Friday, 21 November 2008

Getting Served In Sweden Pt II

As yet I have not seen any piping hot B-Boy antics, served fresh from the warm oven glove of love that Sweden calls it's youth. Not once have I been danced in front of by someone wishing to show up my lack of demonstrable break dancing. I am not angry, just disappointed.

I have however, as long time reader(s?) will recall, been mistaken for either a drunk, or an underage.

Some clarification perhaps.

The law in Sweden states that one must look at least 25 years or older in order to purchase alcohol. That is without the need for ID being brought into the equation. If you have said ID, then it is possible to be 21 and secure this purchase. I am not 21. I am not even 25. I am one of those people that yearns to be 25 again. I am in fact sizeably older than 25, and have been literally amazed at the prospect of having to carry ID around with me. My passport is something for exotic locations, warmer climbs, not something to be carrying in the rain to get a bottle of rum for the weekend.

Sadly this is the state of affairs I find myself in these days.

I had gotten used to it.

That is until a week ago.

I was playing one of my favourite Swedish-based shopping games. Choose the lane checkout aisle based on who is the hottest checkout girl. Something one can still play in continental Europe without England's detestable Self Service Checkouts. Then the Swedish hit me. I cannot say what it meant. Or at least I could not until I asked her in Swedish if she spoke English.
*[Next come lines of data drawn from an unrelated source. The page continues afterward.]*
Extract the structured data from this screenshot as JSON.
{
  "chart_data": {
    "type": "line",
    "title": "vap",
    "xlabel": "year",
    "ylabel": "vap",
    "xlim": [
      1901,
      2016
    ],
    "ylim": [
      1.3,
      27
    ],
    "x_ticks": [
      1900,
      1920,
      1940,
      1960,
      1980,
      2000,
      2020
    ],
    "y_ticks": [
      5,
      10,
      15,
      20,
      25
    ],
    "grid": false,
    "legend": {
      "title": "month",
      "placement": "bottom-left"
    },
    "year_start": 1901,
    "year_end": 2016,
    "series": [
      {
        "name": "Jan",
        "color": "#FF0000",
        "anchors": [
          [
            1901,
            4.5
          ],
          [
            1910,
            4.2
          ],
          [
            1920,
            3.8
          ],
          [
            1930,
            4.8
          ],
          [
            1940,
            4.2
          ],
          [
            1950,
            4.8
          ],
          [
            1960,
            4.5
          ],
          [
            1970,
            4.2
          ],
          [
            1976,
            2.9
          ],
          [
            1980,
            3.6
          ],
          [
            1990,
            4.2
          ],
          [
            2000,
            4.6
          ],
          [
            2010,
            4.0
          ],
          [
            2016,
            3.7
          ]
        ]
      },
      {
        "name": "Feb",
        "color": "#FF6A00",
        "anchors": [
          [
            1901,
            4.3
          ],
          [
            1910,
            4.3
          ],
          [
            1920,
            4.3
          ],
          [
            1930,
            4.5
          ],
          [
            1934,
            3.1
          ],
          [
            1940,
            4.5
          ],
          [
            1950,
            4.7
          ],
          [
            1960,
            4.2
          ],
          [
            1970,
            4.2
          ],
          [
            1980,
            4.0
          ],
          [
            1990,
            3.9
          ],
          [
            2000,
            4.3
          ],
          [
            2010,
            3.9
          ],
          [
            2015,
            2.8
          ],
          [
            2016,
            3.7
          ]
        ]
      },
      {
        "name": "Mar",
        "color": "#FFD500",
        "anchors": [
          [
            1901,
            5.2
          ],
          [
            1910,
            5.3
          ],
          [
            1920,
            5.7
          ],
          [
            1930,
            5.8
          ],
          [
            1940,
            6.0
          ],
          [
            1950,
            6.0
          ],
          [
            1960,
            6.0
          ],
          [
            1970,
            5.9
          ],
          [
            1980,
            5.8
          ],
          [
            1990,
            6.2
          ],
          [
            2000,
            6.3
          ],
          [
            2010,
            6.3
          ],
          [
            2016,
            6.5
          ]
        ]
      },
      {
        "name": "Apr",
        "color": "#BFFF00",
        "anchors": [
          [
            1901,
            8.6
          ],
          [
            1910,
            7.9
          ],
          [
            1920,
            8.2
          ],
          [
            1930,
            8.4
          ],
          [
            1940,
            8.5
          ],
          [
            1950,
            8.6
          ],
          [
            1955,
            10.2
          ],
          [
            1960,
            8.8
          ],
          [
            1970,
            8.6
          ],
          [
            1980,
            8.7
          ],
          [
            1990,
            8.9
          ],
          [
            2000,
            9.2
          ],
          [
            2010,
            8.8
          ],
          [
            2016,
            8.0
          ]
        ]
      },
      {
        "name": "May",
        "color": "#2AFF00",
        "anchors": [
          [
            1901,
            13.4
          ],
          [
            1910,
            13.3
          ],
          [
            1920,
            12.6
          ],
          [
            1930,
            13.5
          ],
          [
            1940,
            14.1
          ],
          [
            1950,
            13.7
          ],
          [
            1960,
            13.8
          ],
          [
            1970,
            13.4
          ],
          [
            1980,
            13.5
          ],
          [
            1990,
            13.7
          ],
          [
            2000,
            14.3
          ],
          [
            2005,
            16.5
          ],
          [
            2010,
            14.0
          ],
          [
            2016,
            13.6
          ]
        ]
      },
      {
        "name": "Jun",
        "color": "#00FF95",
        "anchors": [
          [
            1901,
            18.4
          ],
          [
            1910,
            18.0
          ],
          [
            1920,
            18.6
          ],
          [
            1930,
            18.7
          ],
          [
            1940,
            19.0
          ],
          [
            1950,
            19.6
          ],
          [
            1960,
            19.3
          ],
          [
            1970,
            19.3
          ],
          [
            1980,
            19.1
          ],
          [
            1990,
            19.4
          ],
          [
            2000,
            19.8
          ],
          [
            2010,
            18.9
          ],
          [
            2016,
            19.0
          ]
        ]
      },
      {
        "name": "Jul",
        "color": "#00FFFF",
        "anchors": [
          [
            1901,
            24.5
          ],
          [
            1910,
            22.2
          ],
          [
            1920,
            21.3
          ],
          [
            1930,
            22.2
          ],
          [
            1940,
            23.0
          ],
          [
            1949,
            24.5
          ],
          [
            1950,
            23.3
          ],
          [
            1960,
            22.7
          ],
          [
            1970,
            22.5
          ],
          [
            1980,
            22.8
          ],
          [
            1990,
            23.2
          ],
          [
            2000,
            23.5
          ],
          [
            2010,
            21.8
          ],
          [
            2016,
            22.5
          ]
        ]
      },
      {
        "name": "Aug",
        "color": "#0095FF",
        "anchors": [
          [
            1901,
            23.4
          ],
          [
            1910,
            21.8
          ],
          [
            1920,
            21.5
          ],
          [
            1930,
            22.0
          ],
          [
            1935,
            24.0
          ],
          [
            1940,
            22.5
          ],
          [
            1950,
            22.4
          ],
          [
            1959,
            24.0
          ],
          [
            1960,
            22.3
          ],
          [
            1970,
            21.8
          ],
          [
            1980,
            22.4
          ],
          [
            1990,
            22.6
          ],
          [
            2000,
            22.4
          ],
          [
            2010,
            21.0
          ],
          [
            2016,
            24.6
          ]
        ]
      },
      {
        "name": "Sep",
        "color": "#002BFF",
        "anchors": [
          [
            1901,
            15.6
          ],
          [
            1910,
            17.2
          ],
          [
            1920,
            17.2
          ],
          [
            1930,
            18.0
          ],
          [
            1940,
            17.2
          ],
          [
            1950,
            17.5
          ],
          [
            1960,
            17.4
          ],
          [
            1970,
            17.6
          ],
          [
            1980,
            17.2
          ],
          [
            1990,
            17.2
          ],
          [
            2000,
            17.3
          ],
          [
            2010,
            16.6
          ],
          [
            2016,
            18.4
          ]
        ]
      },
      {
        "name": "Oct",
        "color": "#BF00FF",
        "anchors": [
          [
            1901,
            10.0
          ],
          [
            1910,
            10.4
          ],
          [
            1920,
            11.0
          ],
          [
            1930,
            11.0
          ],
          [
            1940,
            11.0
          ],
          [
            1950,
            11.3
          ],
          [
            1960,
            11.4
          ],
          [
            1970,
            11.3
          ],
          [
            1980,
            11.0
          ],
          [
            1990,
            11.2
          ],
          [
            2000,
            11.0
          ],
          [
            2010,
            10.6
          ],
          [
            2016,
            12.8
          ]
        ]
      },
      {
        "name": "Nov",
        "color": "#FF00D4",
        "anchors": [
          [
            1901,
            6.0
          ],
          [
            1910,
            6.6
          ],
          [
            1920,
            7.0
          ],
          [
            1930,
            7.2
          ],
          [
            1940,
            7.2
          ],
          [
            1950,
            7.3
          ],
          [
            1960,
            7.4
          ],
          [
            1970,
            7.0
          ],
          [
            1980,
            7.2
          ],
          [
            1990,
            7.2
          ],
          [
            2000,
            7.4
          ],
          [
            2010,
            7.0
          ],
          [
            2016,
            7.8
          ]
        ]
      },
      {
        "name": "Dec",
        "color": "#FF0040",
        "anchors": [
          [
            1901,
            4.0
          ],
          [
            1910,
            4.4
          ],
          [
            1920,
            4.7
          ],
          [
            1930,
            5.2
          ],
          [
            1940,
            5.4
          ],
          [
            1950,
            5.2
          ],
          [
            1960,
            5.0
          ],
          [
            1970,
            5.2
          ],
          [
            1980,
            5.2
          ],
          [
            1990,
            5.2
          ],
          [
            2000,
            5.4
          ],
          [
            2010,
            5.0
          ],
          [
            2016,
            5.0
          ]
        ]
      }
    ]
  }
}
She did. Then the English hit me.

"Do you have any ID?"

I stumbled. For the second time in my life, dumbstruck.

"But I'm older than God"

Is what I should have said. I did not. I professed my exclamation, punctuated with a couple of made up swear words. Then thought about what could possibly require ID.

Cigarettes.

If you have been around since God was a boy, you still have to have ID for cigarettes. The legal age in Sweden for the purchase of cigarettes is 18. I know I do not look 17. If i did, I would still be applying for student discounts and getting into student unions. I do none of these things. Therefore I do not look 17.

I should take it as a compliment. Or at least that is what I have been told. I should take it up with a manager more like.

The anger and vitriol subsided, however, when I learnt that if you look under 25, you must provide ID to prove you are over 18.

That's a hell of a boundary.

At least in Japan you get self service cigarette machines that allow you to hold up a picture of a film star from a magazine and get away with it.